Flamboyante Louise Erdrich

«DANS LE SILENCE DU VENT» La romancière américano-indienne signe une histoire de crime, de justice et de vengeance racontée par un jeune adolescent de la tribu ojibwe. Superbe.

 

Un dimanche après-midi de mai 1988, Joe arrache les jeunes plants d’arbres qui se sont insinués dans les fondations de la maison familiale. Il s’applique, dans le calme et le silence de cette réserve ojibwe du Dakota du Nord. Son père, juge tribal déjà âgé, fait la sieste, et sa mère Geraldine est partie chercher un dossier au bureau du recensement où elle travaille. Elle tarde à rentrer. Ce jour-là sera le dernier de l’innocence du garçon, brutalement expulsé de l’enfance: sa mère rentre défaite et couverte de sang. Elle a été violée dans des circonstances mystérieuses.

Louise Erdrich prête magistralement sa voix à ce jeune ado de 13 ans, narrateur terriblement attachant de Dans le Silence du vent. Le roman se concentre sur l’été qui suit le drame. Alors que la cellule familiale implose, que sa mère s’enferme dans le mutisme, Joe mènera son enquête. Avec son père tout d’abord, épluchant les anciens dossiers du juge, puis avec ses trois amis Cappy, Zack et Angus. Profitant de la liberté des grandes vacances, ils sillonnent la réserve à vélo en quête d’indices et vivent aussi leurs premières expériences d’adolescents – révoltes, bêtises, désirs, qu’Erdrich dépeint de façon incroyablement juste.

SYSTEME INIQUE

On les suit donc dans la chaleur des rues poussiéreuses, aux confins des grandes plaines, entre le chantier et l’église, au bord du lac, dans la forêt et sur la colline où est perchée la maison-ronde... C’est aux abords de cet ancien lieu de culte qu’a eu lieu l’agression. Il est situé au bout des terres ojibwe – où s’applique la justice tribale, sauf s’il s’agit d’un Blanc –, et en lisière d’un terrain privé et d’un parc régional, où s’applique la loi de l’Etat. Or Geraldine ne sait pas précisément où elle a été violée: elle avait la tête recouverte d’une taie d’oreiller. Ainsi, quand le coupable est enfin identifié, il est relâché faute de savoir de quelle juridiction il répond. Cynique, il revient traîner dans la réserve...

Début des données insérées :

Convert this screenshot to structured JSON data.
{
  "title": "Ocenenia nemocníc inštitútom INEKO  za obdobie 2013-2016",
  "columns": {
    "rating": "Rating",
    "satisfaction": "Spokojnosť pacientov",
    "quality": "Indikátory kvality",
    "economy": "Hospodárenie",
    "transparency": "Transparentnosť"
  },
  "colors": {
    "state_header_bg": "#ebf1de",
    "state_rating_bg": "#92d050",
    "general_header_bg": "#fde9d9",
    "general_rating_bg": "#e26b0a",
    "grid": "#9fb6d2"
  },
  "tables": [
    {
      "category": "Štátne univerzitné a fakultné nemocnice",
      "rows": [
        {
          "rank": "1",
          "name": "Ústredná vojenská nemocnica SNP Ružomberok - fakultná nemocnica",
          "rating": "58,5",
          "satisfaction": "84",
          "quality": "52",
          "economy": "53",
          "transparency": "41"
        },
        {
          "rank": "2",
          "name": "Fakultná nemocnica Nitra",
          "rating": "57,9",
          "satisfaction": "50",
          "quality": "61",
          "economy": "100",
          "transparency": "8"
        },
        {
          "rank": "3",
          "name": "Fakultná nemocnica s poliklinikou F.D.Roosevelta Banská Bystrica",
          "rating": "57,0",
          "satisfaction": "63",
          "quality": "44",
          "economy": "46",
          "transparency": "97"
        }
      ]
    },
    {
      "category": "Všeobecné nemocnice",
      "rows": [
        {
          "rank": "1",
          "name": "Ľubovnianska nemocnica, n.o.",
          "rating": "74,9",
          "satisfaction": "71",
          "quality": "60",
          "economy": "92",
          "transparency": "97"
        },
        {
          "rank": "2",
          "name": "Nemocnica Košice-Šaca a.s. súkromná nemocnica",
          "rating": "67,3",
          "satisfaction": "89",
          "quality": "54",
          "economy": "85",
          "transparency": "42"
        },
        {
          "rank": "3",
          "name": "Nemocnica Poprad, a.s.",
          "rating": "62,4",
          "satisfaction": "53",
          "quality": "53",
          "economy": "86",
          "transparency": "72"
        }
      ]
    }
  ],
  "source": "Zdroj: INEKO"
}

«L’enchevêtrement de lois qui dans les affaires de viol fait obstacle aux poursuites judiciaires sur de nombreuses réserves existe toujours», note Louise Erdrich dans sa postface, citant un rapport de 2009 d’Amnesty International selon lequel une Amérindienne sur trois sera violée au cours de sa vie: l’écrasante majorité de ces agresseurs sont des hommes non-amérindiens, et peu d’entre eux sont poursuivis en justice. Dans le Silence du vent s’inspire ainsi d’une multitude d’affaires, de rapports et de récits, pour dénoncer un système toujours inique – malgré la signature du Tribal Law and Order Act en 2010, qui étend les compétences des tribunaux tribaux.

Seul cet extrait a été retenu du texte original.